A partial storage unit capable of storing a part of the plurality of response sentences;
The selection unit includes:
Before a new utterance from the user is input, select a plurality of response sentences including the extracted keyword from the response sentence database;
Storing the selected plurality of response sentences in the partial storage unit;
The speech dialogue system according to claim 1, wherein a response sentence including a word included in the utterance is selected from the partial storage unit after a new utterance from the user is input.

A word importance database in which importance based on a predetermined criterion is defined for each of a plurality of words;
The keyword extracting unit refers to the word importance database when a plurality of words are extracted as the keyword from the dialogue recording unit, and the importance is equal to or higher than a predetermined value among the extracted words.
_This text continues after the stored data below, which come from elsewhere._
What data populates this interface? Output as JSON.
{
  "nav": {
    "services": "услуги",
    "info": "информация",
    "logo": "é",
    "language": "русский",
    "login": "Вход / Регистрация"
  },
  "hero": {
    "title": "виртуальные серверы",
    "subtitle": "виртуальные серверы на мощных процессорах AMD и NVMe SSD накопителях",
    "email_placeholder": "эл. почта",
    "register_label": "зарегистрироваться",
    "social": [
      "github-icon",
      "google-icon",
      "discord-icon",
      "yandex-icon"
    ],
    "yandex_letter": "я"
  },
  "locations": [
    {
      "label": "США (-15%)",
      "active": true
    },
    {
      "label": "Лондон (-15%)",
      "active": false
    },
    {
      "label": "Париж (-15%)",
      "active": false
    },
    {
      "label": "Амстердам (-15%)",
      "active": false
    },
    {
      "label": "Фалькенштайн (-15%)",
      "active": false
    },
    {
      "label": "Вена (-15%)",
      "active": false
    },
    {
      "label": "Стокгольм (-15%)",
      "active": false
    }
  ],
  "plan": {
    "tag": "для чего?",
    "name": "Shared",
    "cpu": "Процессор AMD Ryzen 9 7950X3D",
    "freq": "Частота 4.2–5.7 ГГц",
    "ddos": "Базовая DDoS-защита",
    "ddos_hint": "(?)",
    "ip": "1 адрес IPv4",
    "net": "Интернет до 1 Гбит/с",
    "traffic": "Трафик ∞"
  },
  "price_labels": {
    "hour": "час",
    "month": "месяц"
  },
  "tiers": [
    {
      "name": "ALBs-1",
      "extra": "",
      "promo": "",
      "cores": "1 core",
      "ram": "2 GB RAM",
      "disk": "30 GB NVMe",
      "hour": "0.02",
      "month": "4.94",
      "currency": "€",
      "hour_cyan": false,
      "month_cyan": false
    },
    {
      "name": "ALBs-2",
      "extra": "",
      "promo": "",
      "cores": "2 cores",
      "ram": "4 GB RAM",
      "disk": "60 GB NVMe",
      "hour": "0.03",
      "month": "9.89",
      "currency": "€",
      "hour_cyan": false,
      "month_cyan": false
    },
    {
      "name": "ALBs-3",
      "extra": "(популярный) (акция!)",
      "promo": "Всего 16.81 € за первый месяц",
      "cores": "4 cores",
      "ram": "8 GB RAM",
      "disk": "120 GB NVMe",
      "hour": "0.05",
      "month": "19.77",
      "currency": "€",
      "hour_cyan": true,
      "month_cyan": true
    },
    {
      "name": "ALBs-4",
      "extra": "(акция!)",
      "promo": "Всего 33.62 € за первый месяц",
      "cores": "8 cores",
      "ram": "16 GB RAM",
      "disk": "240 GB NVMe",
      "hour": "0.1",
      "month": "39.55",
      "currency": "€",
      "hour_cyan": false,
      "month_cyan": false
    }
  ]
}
The spoken dialogue system according to claim 1, wherein a word is the keyword.

The selection unit specifies the extracted word or another word related to the extracted keyword, does not include any of the extracted word or the extracted keyword, and The voice dialogue system according to any one of claims 1 to 3, wherein a response sentence including a word is selected as the corresponding response sentence among the plurality of response sentences.

A voice dialogue method using a voice dialogue system that continuously performs a dialogue that is a combination of an utterance from a user and a response to the utterance a plurality of times,
The spoken dialogue system includes:
A response sentence database in which a plurality of response sentences indicating candidate responses are stored in advance;
A dialogue recording unit that records a past number of dialogues with the user a predetermined number of times,
Extracting keywords in the dialogue content from the dialogue recording unit,
When a new utterance is input from the user, a word included in the utterance is extracted,
Selecting a response sentence corresponding to the extracted word and the extracted keyword from a plurality of response sentences stored in the response sentence database;
A voice dialogue method for outputting the selected response sentence to the user by voice as a response to the utterance.